Un jeune cheminot rencontre une institutrice, fille d'un pasteur renommé. Ils vont vivre ensemble et se marier contre son avis, mais peu de temps après, le mari montre des signes de rébellion contre les blancs, car il est noir de peau...
Jusqu'à la veille d'écrire cette critique, je ne connaissais pas du tout Michael Roemer, mais son parcours est en soi très intéressant. Durant les années 1960, il va réaliser en indépendant trois films importants, dont Nothing but a man, mais il va laisser tomber le cinéma en 1966 pour devenir professeur de l'art jusqu'à sa retraite à la fin des années 2010 ! Ce qu'il a réalisé est passé plus ou moins à l'as jusqu'à ce que ses enfants en découvrent la trace dans les années 1990, et qui vont pousser Roemer à les exploiter en catimini dans des festivals.

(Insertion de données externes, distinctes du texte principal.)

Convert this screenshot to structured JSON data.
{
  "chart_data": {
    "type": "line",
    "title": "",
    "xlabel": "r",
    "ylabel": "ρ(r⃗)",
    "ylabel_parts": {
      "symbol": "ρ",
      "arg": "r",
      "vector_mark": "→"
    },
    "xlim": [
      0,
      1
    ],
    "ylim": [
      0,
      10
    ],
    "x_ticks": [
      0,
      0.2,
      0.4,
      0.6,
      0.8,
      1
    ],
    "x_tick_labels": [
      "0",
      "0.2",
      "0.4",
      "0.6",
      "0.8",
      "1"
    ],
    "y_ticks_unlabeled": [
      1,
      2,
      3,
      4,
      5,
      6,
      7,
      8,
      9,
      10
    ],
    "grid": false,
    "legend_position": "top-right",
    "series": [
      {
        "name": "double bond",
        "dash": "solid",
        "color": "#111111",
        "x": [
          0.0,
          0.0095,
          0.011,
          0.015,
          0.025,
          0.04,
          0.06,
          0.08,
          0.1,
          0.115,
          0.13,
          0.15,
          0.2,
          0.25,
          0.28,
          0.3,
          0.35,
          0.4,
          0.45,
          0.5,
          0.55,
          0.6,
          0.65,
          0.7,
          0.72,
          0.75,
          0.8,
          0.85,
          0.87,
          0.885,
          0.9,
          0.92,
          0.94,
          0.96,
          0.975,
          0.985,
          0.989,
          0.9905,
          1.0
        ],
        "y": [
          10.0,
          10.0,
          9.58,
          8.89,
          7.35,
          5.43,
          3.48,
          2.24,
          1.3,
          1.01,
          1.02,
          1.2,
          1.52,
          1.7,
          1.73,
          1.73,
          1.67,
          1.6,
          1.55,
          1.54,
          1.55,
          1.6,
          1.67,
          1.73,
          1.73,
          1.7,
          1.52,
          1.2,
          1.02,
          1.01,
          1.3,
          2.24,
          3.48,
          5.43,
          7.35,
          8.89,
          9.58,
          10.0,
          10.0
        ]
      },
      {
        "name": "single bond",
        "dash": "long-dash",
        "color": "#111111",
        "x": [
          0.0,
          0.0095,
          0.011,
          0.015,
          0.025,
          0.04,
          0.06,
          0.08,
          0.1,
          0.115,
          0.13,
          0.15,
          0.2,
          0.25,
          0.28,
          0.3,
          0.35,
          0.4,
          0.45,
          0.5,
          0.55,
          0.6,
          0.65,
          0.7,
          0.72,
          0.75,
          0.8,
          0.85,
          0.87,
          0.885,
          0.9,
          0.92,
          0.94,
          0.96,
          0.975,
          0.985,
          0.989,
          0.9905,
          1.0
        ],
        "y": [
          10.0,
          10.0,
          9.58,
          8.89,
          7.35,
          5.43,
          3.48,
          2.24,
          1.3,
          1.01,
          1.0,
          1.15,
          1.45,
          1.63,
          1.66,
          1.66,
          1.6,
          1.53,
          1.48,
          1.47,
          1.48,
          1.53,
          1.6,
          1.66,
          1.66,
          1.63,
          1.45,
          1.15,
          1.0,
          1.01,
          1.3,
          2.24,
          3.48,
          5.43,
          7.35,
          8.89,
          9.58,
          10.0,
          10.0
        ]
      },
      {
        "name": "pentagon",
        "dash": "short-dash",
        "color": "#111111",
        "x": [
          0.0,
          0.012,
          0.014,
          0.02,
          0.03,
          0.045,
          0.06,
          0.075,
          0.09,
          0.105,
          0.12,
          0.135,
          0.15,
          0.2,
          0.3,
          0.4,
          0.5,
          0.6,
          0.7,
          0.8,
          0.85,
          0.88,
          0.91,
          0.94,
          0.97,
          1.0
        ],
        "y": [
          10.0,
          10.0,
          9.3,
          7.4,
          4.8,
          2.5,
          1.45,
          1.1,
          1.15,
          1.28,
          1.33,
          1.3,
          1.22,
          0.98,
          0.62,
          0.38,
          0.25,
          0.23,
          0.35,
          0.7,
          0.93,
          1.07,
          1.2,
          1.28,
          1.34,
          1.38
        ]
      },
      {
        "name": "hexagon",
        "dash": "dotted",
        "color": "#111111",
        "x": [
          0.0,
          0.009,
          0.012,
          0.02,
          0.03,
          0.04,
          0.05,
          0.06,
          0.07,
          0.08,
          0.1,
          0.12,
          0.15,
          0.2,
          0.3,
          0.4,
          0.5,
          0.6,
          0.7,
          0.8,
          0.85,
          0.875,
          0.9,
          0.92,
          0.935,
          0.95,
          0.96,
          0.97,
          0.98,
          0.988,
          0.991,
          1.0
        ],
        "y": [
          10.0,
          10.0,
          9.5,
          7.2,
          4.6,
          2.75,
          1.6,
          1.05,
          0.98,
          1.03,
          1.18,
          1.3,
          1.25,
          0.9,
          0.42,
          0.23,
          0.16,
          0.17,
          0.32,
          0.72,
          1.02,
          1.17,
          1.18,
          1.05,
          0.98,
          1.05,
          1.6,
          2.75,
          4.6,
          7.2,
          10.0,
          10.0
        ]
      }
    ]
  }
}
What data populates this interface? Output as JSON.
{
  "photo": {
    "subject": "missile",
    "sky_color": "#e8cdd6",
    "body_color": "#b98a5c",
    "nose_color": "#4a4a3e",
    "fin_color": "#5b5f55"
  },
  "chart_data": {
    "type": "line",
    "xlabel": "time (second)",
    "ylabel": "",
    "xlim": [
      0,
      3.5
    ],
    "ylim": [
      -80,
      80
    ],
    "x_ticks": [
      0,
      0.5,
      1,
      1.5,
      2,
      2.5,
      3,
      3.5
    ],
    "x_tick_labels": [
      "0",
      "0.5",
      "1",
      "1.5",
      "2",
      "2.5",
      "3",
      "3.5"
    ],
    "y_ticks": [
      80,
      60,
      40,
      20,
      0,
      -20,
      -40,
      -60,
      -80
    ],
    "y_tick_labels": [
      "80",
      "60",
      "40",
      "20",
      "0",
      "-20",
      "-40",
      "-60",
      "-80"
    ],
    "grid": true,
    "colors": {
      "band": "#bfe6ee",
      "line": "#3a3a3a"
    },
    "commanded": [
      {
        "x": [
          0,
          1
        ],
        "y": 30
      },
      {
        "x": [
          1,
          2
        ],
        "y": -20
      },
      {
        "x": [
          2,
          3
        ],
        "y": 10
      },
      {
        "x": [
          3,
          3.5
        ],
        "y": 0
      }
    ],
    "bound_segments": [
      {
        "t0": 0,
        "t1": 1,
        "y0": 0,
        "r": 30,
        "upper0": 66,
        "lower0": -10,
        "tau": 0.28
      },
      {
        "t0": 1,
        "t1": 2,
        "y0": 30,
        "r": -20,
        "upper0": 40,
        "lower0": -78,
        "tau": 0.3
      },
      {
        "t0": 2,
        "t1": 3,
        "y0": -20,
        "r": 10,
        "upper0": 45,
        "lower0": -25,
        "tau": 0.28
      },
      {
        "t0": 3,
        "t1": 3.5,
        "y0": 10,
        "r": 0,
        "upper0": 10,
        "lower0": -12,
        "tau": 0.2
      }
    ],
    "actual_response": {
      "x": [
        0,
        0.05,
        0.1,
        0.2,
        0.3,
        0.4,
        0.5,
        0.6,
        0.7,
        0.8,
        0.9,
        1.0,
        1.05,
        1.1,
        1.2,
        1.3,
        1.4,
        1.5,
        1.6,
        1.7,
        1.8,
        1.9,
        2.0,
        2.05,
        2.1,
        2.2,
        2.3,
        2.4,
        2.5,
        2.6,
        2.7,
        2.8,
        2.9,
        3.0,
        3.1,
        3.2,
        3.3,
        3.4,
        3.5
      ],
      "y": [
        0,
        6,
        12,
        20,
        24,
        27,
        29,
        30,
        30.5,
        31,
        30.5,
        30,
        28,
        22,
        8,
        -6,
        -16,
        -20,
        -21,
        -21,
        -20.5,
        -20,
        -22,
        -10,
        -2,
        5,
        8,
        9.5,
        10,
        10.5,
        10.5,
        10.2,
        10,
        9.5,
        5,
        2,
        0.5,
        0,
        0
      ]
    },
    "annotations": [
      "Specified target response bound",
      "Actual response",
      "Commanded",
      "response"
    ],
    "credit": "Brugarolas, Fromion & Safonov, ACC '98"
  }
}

Jusqu'à leur renaissance en 2022 sous l'impulsion de Ronald Chammah (par ailleurs compagnon de Isabelle Huppert) et leur nouvelle exploitation en salles l'année suivante dans des copies restaurées.
Par ailleurs, Nothing like a man était le film favori de Malcom X, mais ça s'explique.
En somme, c'est l'éveil de la conscience d'un homme de couleur noire, joué par Ivan Dixon, dans une Amérique des années 160 où la Ségrégation existe encore, où les personnes de couleurs sont regardées en chiens de faïence par les blancs, où les noirs doivent obligatoirement s'asseoir au fond du bus... En somme, il ne voit pas cette différence quand il travaille au départ comme cheminot auprès de ses amis qui sont tous noirs (c'est d'ailleurs le premier rôle d'un tout jeune Yaphet Kotto), mais dès qu'il quitte ce métier pour se rapprocher de son épouse, et notamment pour travailler ailleurs, on le pointera toujours du genre qu'il est différent. Ce qui va le pousser à vouloir mobiliser ses autres collègues de travail de couleur noire pour avoir de meilleures conditions de travail, mais sa grande gueule va en quelque sorte se retourner contre lui. Le film est complètement de son temps, avec les clichés racistes que ça comporte quand un blanc parle d'un noir (à savoir qu'il peut bosser en tant que majordome ou pour couper du coton), mais que peut faire Ivan Dixon dans une société qui ne demande qu'à muter ? Il y a aussi la très bonne Abbey Lincoln (qui était par ailleurs chanteuse), incarnant son épouse, mais je comprends très bien que Nothing like a man pousse à la révolte car il y a de quoi.
L'autre grand mérite de l'histoire est de ne pas présenter Ivan Dixon comme quelqu'un de parfait. C'est loin d'être le cas, il a une histoire familiale assez compliquée, avec un fils de quatre ans dont la mère ne le veut plus, et il ne sait même pas si il est de son sang, ainsi qu'un père alcoolique qui part peu à peu vers une déchéance fatale, sans compter son caractère qui s'affirme peu à peu, jusqu'à rejaillir sur son épouse.
Il en résulte un film formidable, tourné sans doute à l'arrache et avec des moyens insignifiants, ce qui explique aussi les faux raccords à répétition, mais le sujet est inévitablement très fort, porté en plus par l'excellente musique de la Motown.